County contemplates cuts

Published 4:55 pm Friday, April 24, 2009

By Staff
By TED STRONG
Staff Writer
Beaufort County could spend 4 percent less in the next fiscal year than it planned to spend this fiscal year.
Even so, the county would use almost $2 million from its savings, according to a spending plan proposed Thursday by County Manager Paul Spruill.
His recommended budget calls for no increase in the county’s property-tax rate of 60 cents per $100 valuation, but the Beaufort County Board of Commissioners has the final say on the tax rate.
The proposed budget includes a 5 percent cut in the county’s work force, which was announced earlier this year and is scheduled to take effect in June. The cuts are the result of a dramatic drop in revenue caused by the downturn in the economy, Spruill said.
Spruill told the commissioners the property-tax rate has dropped from 67 cents to 60 cents per $100 since 2001. He called the 2009-2010 budget “razor thin.”
Even with the $1,996,968 recommended to come from the county’s savings, revenues are expected to be down 5.1 percent in the upcoming fiscal year when compared to revenues this fiscal year, which ends June 30.
Routine projects like carpet replacement and parking-lot repaving are put on hold in Spruill’s proposal. Other expenses, such as replacement cars for sheriff’s deputies and lettering on cars are being reduced. Spruill is recommending the sheriff’s office get three replacement cars rather than the nine it requested.
One of the largest expenditures that staff requested and that Spruill recommends denying is $37,568 sought by the Department of Social Services for a foreign-language line and additional translators hired on a contract basis.
The county is trying to protect its savings as much as possible to minimize the effects of the property revaluation ongoing in the county. That state-mandated process likely will raise homeowners’ tax bills by raising the assessed values of their properties.
Even if the county maintains a revenue-neutral budget through the first year after revaluation, “we’re still going to have 1,000 people at the courthouse who are going to want to shoot every one of you,” Spruill told the county commissioners.
In other business, the board accept the state’s health-services contract. The state provides funds estimated to be more than $800,000 for health services in the county, but it requires the county to impose certain policies and procedures at its health department.
Commissioner Hood Richardson questioned Roxanne Holloman, director of the health department, about whether her department tells people where they can receive abortions or distributes condoms to minors and how much service illegal aliens receive.
Holloman said the health department does tell women where they can receive abortions, if asked, and does give condoms to minors. Holloman said minors seeking family planning advice also get counseling, including abstinence promotion, and are sometimes referred to DSS.
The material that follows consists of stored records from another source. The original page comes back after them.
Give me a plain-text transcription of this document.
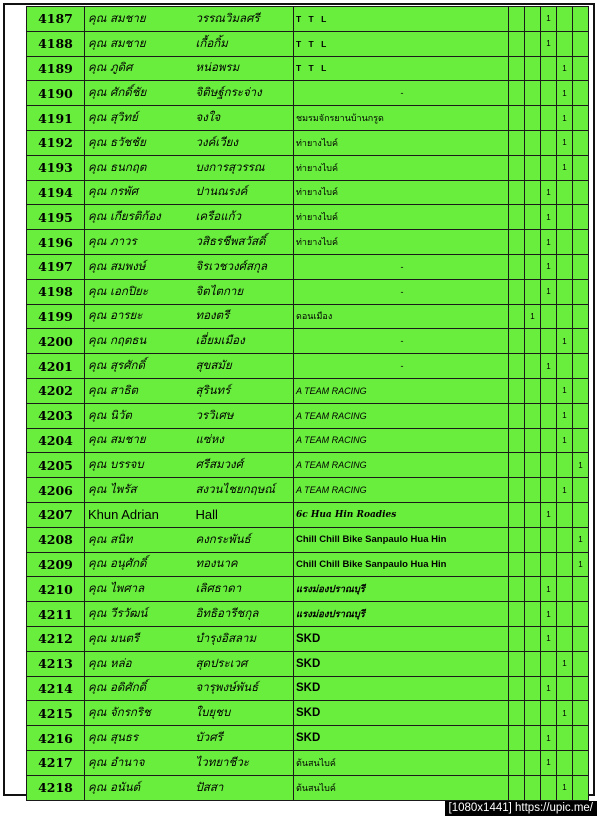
4187	คุณ สมชาย	วรรณวิมลศรี	T T L			1		
4188	คุณ สมชาย	เกื้อกิ้ม	T T L			1		
4189	คุณ ภูดิศ	หน่อพรม	T T L				1	
4190	คุณ ศักดิ์ชัย	จิติษฐ์กระจ่าง	-				1	
4191	คุณ สุวิทย์	จงใจ	ชมรมจักรยานบ้านกรูด				1	
4192	คุณ ธวัชชัย	วงค์เวียง	ท่ายางไบค์				1	
4193	คุณ ธนกฤต	บงการสุวรรณ	ท่ายางไบค์				1	
4194	คุณ กรพัศ	ปานณรงค์	ท่ายางไบค์			1		
4195	คุณ เกียรติก้อง	เครือแก้ว	ท่ายางไบค์			1		
4196	คุณ ภาวร	วสิธรชีพสวัสดิ์	ท่ายางไบค์			1		
4197	คุณ สมพงษ์	จิรเวชวงศ์สกุล	-			1		
4198	คุณ เอกปิยะ	จิตไตกาย	-			1		
4199	คุณ อารยะ	ทองตรี	ดอนเมือง		1			
4200	คุณ กฤตธน	เอี่ยมเมือง	-				1	
4201	คุณ สุรศักดิ์	สุขสมัย	-			1		
4202	คุณ สาธิต	สุรินทร์	A TEAM RACING				1	
4203	คุณ นิวัต	วรวิเศษ	A TEAM RACING				1	
4204	คุณ สมชาย	แซ่หง	A TEAM RACING				1	
4205	คุณ บรรจบ	ศรีสมวงศ์	A TEAM RACING					1
4206	คุณ ไพรัส	สงวนไชยกฤษณ์	A TEAM RACING				1	
4207	Khun Adrian	Hall	6c Hua Hin Roadies			1		
4208	คุณ สนิท	คงกระพันธ์	Chill Chill Bike Sanpaulo Hua Hin					1
4209	คุณ อนุศักดิ์	ทองนาค	Chill Chill Bike Sanpaulo Hua Hin					1
4210	คุณ ไพศาล	เลิศธาดา	แรงม่องปราณบุรี			1		
4211	คุณ วีรวัฒน์	อิทธิอารีชกุล	แรงม่องปราณบุรี			1		
4212	คุณ มนตรี	บำรุงอิสลาม	SKD			1		
4213	คุณ หล่อ	สุดประเวศ	SKD				1	
4214	คุณ อดิศักดิ์	จารุพงษ์พันธ์	SKD			1		
4215	คุณ จักรกริช	ใบยุชบ	SKD				1	
4216	คุณ สุนธร	บัวศรี	SKD			1		
4217	คุณ อำนาจ	ไวทยาชีวะ	ต้นสนไบค์			1		
4218	คุณ อนันต์	ปัสสา	ต้นสนไบค์				1	
[1080x1441] https://upic.me/
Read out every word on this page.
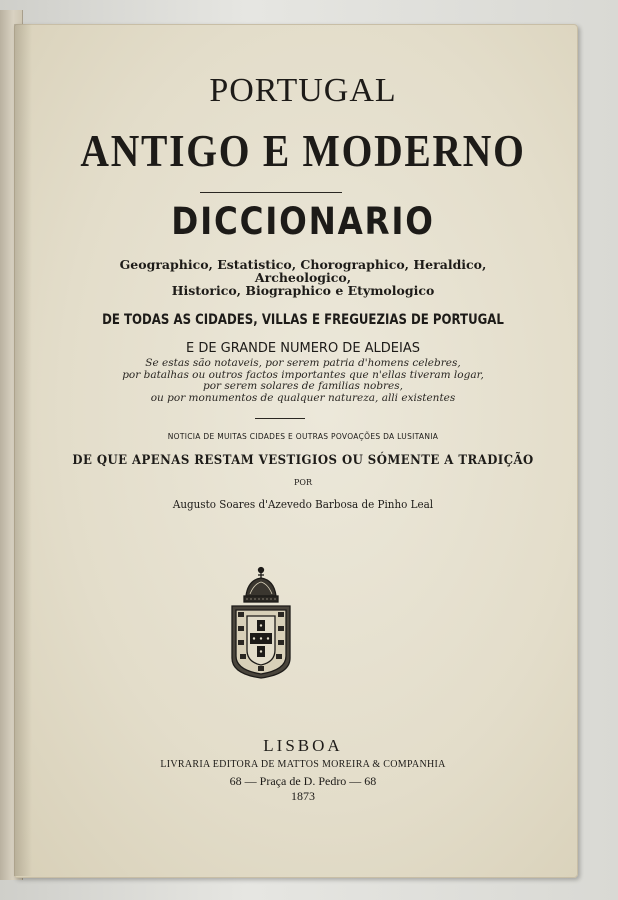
PORTUGAL
ANTIGO E MODERNO
DICCIONARIO
Geographico, Estatistico, Chorographico, Heraldico,
Archeologico,
Historico, Biographico e Etymologico
DE TODAS AS CIDADES, VILLAS E FREGUEZIAS DE PORTUGAL
E DE GRANDE NUMERO DE ALDEIAS
Se estas são notaveis, por serem patria d'homens celebres,
por batalhas ou outros factos importantes que n'ellas tiveram logar,
por serem solares de familias nobres,
ou por monumentos de qualquer natureza, alli existentes
NOTICIA DE MUITAS CIDADES E OUTRAS POVOAÇÕES DA LUSITANIA
DE QUE APENAS RESTAM VESTIGIOS OU SÓMENTE A TRADIÇÃO
POR
Augusto Soares d'Azevedo Barbosa de Pinho Leal
LISBOA
LIVRARIA EDITORA DE MATTOS MOREIRA & COMPANHIA
68 — Praça de D. Pedro — 68
1873
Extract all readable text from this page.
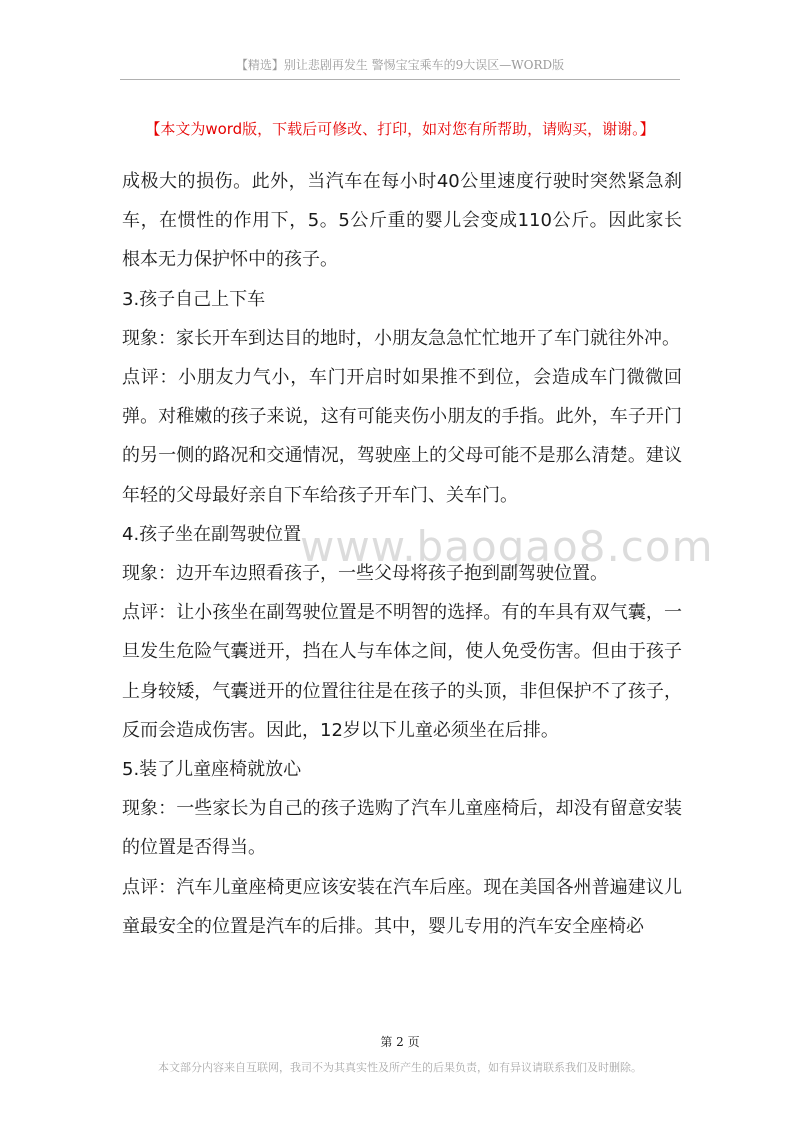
【精选】别让悲剧再发生 警惕宝宝乘车的9大误区—WORD版
【本文为word版，下载后可修改、打印，如对您有所帮助，请购买，谢谢。】
www.baogao8.com

成极大的损伤。此外，当汽车在每小时40公里速度行驶时突然紧急刹车，在惯性的作用下，5。5公斤重的婴儿会变成110公斤。因此家长根本无力保护怀中的孩子。

3.孩子自己上下车

现象：家长开车到达目的地时，小朋友急急忙忙地开了车门就往外冲。

点评：小朋友力气小，车门开启时如果推不到位，会造成车门微微回弹。对稚嫩的孩子来说，这有可能夹伤小朋友的手指。此外，车子开门的另一侧的路况和交通情况，驾驶座上的父母可能不是那么清楚。建议年轻的父母最好亲自下车给孩子开车门、关车门。

4.孩子坐在副驾驶位置

现象：边开车边照看孩子，一些父母将孩子抱到副驾驶位置。

点评：让小孩坐在副驾驶位置是不明智的选择。有的车具有双气囊，一旦发生危险气囊迸开，挡在人与车体之间，使人免受伤害。但由于孩子上身较矮，气囊迸开的位置往往是在孩子的头顶，非但保护不了孩子，反而会造成伤害。因此，12岁以下儿童必须坐在后排。

5.装了儿童座椅就放心

现象：一些家长为自己的孩子选购了汽车儿童座椅后，却没有留意安装的位置是否得当。

点评：汽车儿童座椅更应该安装在汽车后座。现在美国各州普遍建议儿童最安全的位置是汽车的后排。其中，婴儿专用的汽车安全座椅必

第 2 页
本文部分内容来自互联网，我司不为其真实性及所产生的后果负责，如有异议请联系我们及时删除。
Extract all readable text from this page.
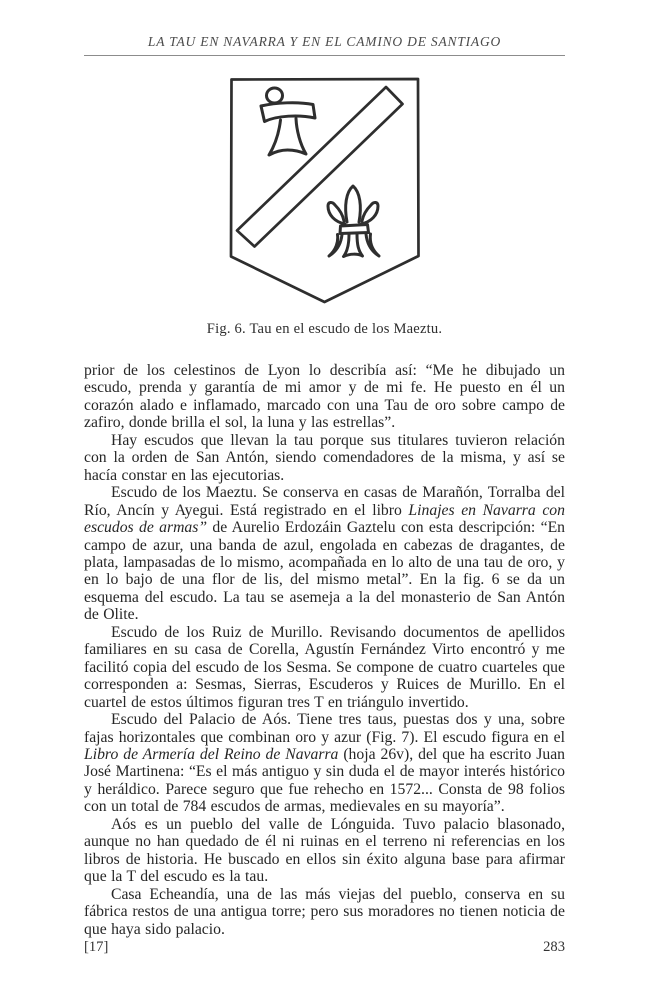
LA TAU EN NAVARRA Y EN EL CAMINO DE SANTIAGO
Fig. 6. Tau en el escudo de los Maeztu.

prior de los celestinos de Lyon lo describía así: “Me he dibujado un escudo, prenda y garantía de mi amor y de mi fe. He puesto en él un corazón alado e inflamado, marcado con una Tau de oro sobre campo de zafiro, donde brilla el sol, la luna y las estrellas”.

Hay escudos que llevan la tau porque sus titulares tuvieron relación con la orden de San Antón, siendo comendadores de la misma, y así se hacía constar en las ejecutorias.

Escudo de los Maeztu. Se conserva en casas de Marañón, Torralba del Río, Ancín y Ayegui. Está registrado en el libro Linajes en Navarra con escudos de armas” de Aurelio Erdozáin Gaztelu con esta descripción: “En campo de azur, una banda de azul, engolada en cabezas de dragantes, de plata, lampasadas de lo mismo, acompañada en lo alto de una tau de oro, y en lo bajo de una flor de lis, del mismo metal”. En la fig. 6 se da un esquema del escudo. La tau se asemeja a la del monasterio de San Antón de Olite.

Escudo de los Ruiz de Murillo. Revisando documentos de apellidos familiares en su casa de Corella, Agustín Fernández Virto encontró y me facilitó copia del escudo de los Sesma. Se compone de cuatro cuarteles que corresponden a: Sesmas, Sierras, Escuderos y Ruices de Murillo. En el cuartel de estos últimos figuran tres T en triángulo invertido.

Escudo del Palacio de Aós. Tiene tres taus, puestas dos y una, sobre fajas horizontales que combinan oro y azur (Fig. 7). El escudo figura en el Libro de Armería del Reino de Navarra (hoja 26v), del que ha escrito Juan José Martinena: “Es el más antiguo y sin duda el de mayor interés histórico y heráldico. Parece seguro que fue rehecho en 1572... Consta de 98 folios con un total de 784 escudos de armas, medievales en su mayoría”.

Aós es un pueblo del valle de Lónguida. Tuvo palacio blasonado, aunque no han quedado de él ni ruinas en el terreno ni referencias en los libros de historia. He buscado en ellos sin éxito alguna base para afirmar que la T del escudo es la tau.

Casa Echeandía, una de las más viejas del pueblo, conserva en su fábrica restos de una antigua torre; pero sus moradores no tienen noticia de que haya sido palacio.

[17]	283
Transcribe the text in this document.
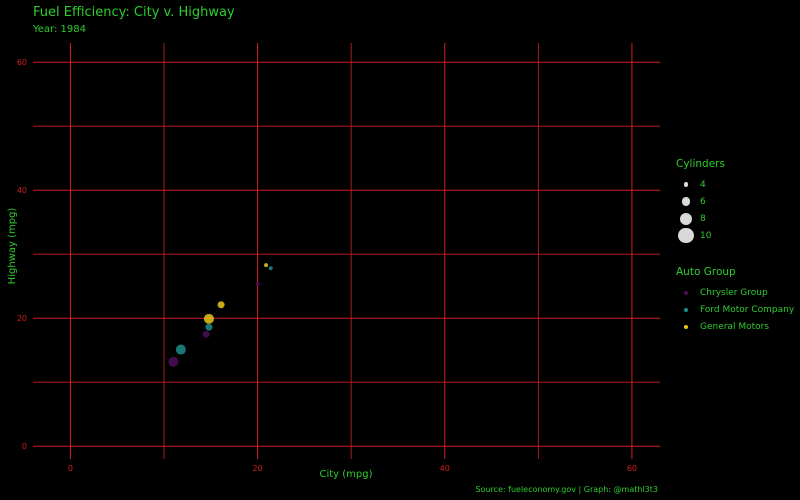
0	20	40	60
0
20
40
60
City (mpg)
Highway (mpg)
Fuel Efficiency: City v. Highway
Year: 1984
Source: fueleconomy.gov | Graph: @mathl3t3
Cylinders
4
6
8
10
Auto Group
Chrysler Group
Ford Motor Company
General Motors
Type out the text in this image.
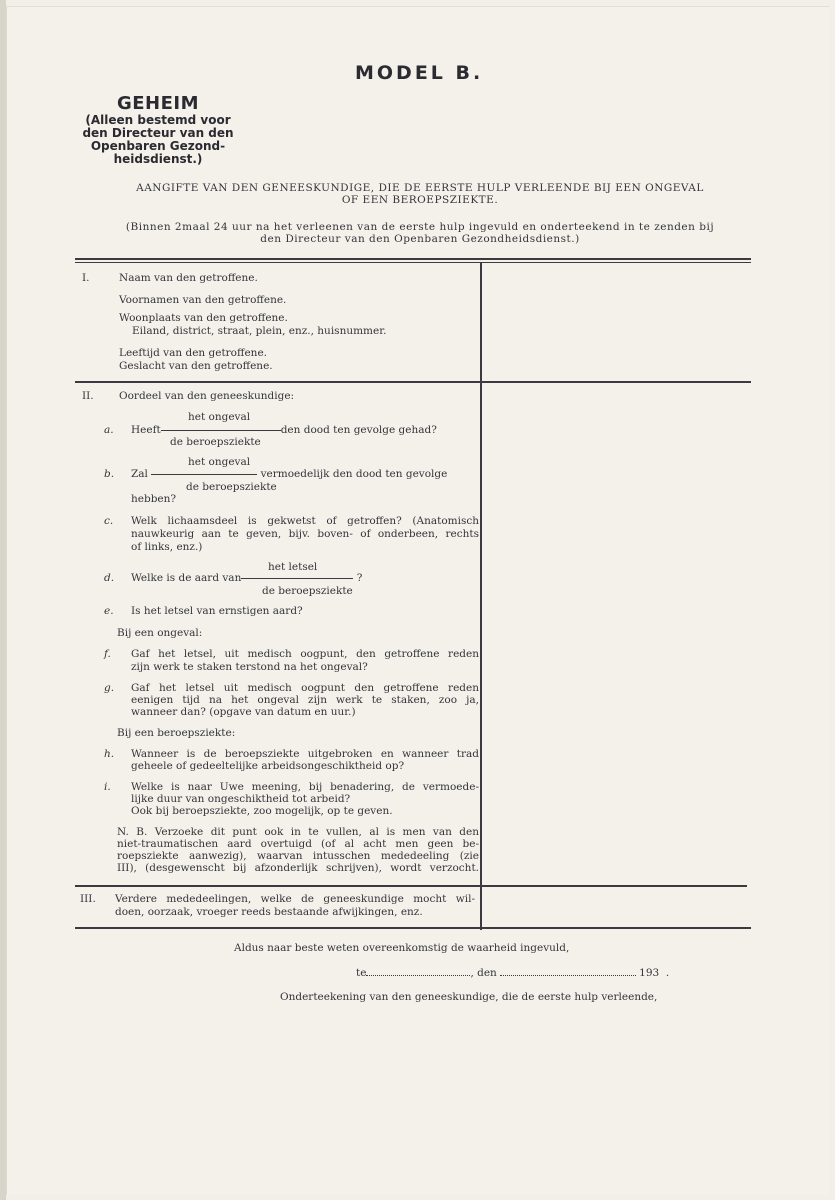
MODEL B.
GEHEIM
(Alleen bestemd voor
den Directeur van den
Openbaren Gezond-
heidsdienst.)
AANGIFTE VAN DEN GENEESKUNDIGE, DIE DE EERSTE HULP VERLEENDE BIJ EEN ONGEVAL
OF EEN BEROEPSZIEKTE.
(Binnen 2maal 24 uur na het verleenen van de eerste hulp ingevuld en onderteekend in te zenden bij
den Directeur van den Openbaren Gezondheidsdienst.)
I.	Naam van den getroffene.
Voornamen van den getroffene.
Woonplaats van den getroffene.
Eiland, district, straat, plein, enz., huisnummer.
Leeftijd van den getroffene.
Geslacht van den getroffene.
II. Oordeel van den geneeskundige:
het ongeval
a. Heeft	den dood ten gevolge gehad?
de beroepsziekte
het ongeval
b. Zal	vermoedelijk den dood ten gevolge
de beroepsziekte
hebben?
c. Welk lichaamsdeel is gekwetst of getroffen? (Anatomisch
nauwkeurig aan te geven, bijv. boven- of onderbeen, rechts
of links, enz.)
het letsel
d. Welke is de aard van	?
de beroepsziekte
e. Is het letsel van ernstigen aard?
Bij een ongeval:
f. Gaf het letsel, uit medisch oogpunt, den getroffene reden
zijn werk te staken terstond na het ongeval?
g. Gaf het letsel uit medisch oogpunt den getroffene reden
eenigen tijd na het ongeval zijn werk te staken, zoo ja,
wanneer dan? (opgave van datum en uur.)
Bij een beroepsziekte:
h. Wanneer is de beroepsziekte uitgebroken en wanneer trad
geheele of gedeeltelijke arbeidsongeschiktheid op?
i. Welke is naar Uwe meening, bij benadering, de vermoede-
lijke duur van ongeschiktheid tot arbeid?
Ook bij beroepsziekte, zoo mogelijk, op te geven.
N. B. Verzoeke dit punt ook in te vullen, al is men van den
niet-traumatischen aard overtuigd (of al acht men geen be-
roepsziekte aanwezig), waarvan intusschen mededeeling (zie
III), (desgewenscht bij afzonderlijk schrijven), wordt verzocht.
III. Verdere mededeelingen, welke de geneeskundige mocht wil-
doen, oorzaak, vroeger reeds bestaande afwijkingen, enz.
Aldus naar beste weten overeenkomstig de waarheid ingevuld,
te	, den	193 .
Onderteekening van den geneeskundige, die de eerste hulp verleende,
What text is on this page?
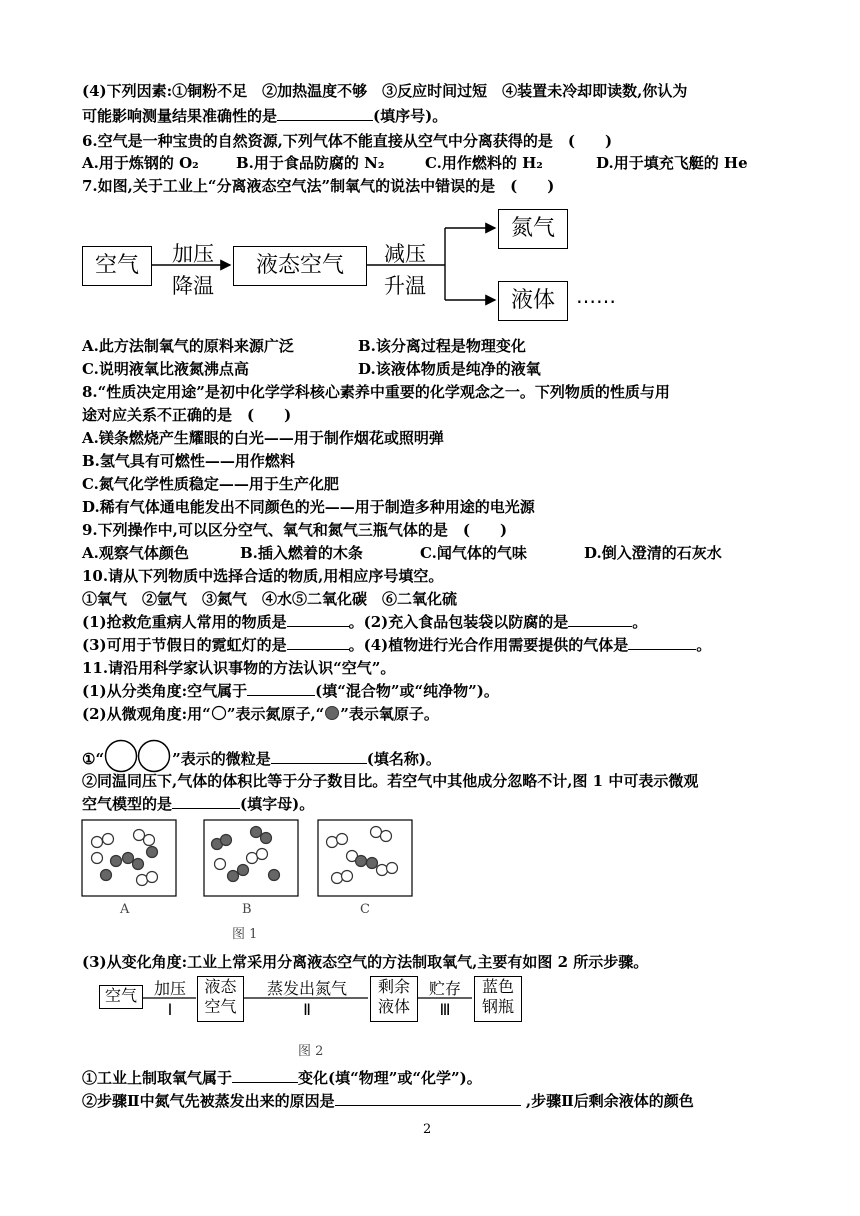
(4)下列因素:①铜粉不足　②加热温度不够　③反应时间过短　④装置未冷却即读数,你认为
可能影响测量结果准确性的是	(填序号)。
6.空气是一种宝贵的自然资源,下列气体不能直接从空气中分离获得的是　(　　)
A.用于炼钢的 O₂ B.用于食品防腐的 N₂	C.用作燃料的 H₂	D.用于填充飞艇的 He
7.如图,关于工业上“分离液态空气法”制氧气的说法中错误的是　(　　)
空气	加压
降温
液态空气	减压
升温
氮气
液体	……
A.此方法制氧气的原料来源广泛	B.该分离过程是物理变化
C.说明液氧比液氮沸点高	D.该液体物质是纯净的液氧
8.“性质决定用途”是初中化学学科核心素养中重要的化学观念之一。下列物质的性质与用
途对应关系不正确的是　(　　)
A.镁条燃烧产生耀眼的白光——用于制作烟花或照明弹
B.氢气具有可燃性——用作燃料
C.氮气化学性质稳定——用于生产化肥
D.稀有气体通电能发出不同颜色的光——用于制造多种用途的电光源
9.下列操作中,可以区分空气、氧气和氮气三瓶气体的是　(　　)
A.观察气体颜色	B.插入燃着的木条	C.闻气体的气味	D.倒入澄清的石灰水
10.请从下列物质中选择合适的物质,用相应序号填空。
①氧气　②氩气　③氮气　④水⑤二氧化碳　⑥二氧化硫
(1)抢救危重病人常用的物质是	。(2)充入食品包装袋以防腐的是	。
(3)可用于节假日的霓虹灯的是	。(4)植物进行光合作用需要提供的气体是	。
11.请沿用科学家认识事物的方法认识“空气”。
(1)从分类角度:空气属于	(填“混合物”或“纯净物”)。
(2)从微观角度:用“ ”表示氮原子,“ ”表示氧原子。
①“	”表示的微粒是	(填名称)。
②同温同压下,气体的体积比等于分子数目比。若空气中其他成分忽略不计,图 1 中可表示微观
空气模型的是	(填字母)。
A	B	C
图 1
(3)从变化角度:工业上常采用分离液态空气的方法制取氧气,主要有如图 2 所示步骤。
空气	加压
Ⅰ
液态
空气
蒸发出氮气
Ⅱ
剩余
液体
贮存
Ⅲ
蓝色
钢瓶
图 2
①工业上制取氧气属于	变化(填“物理”或“化学”)。
②步骤Ⅱ中氮气先被蒸发出来的原因是	,步骤Ⅱ后剩余液体的颜色
2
Spruill said that the health department is required to do both things.
Holloman said about 18 percent of clients in the federal Women, Infants and Children program need an interpreter and more than 12 percent of general clinical clients do, too.
Commissioner Stan Deatherage voted against the proposal, as did Richardson, who called it “a farce on the public.”
He said, “We’re serving a community that we don’t need to be swerving in illegal immigrants.”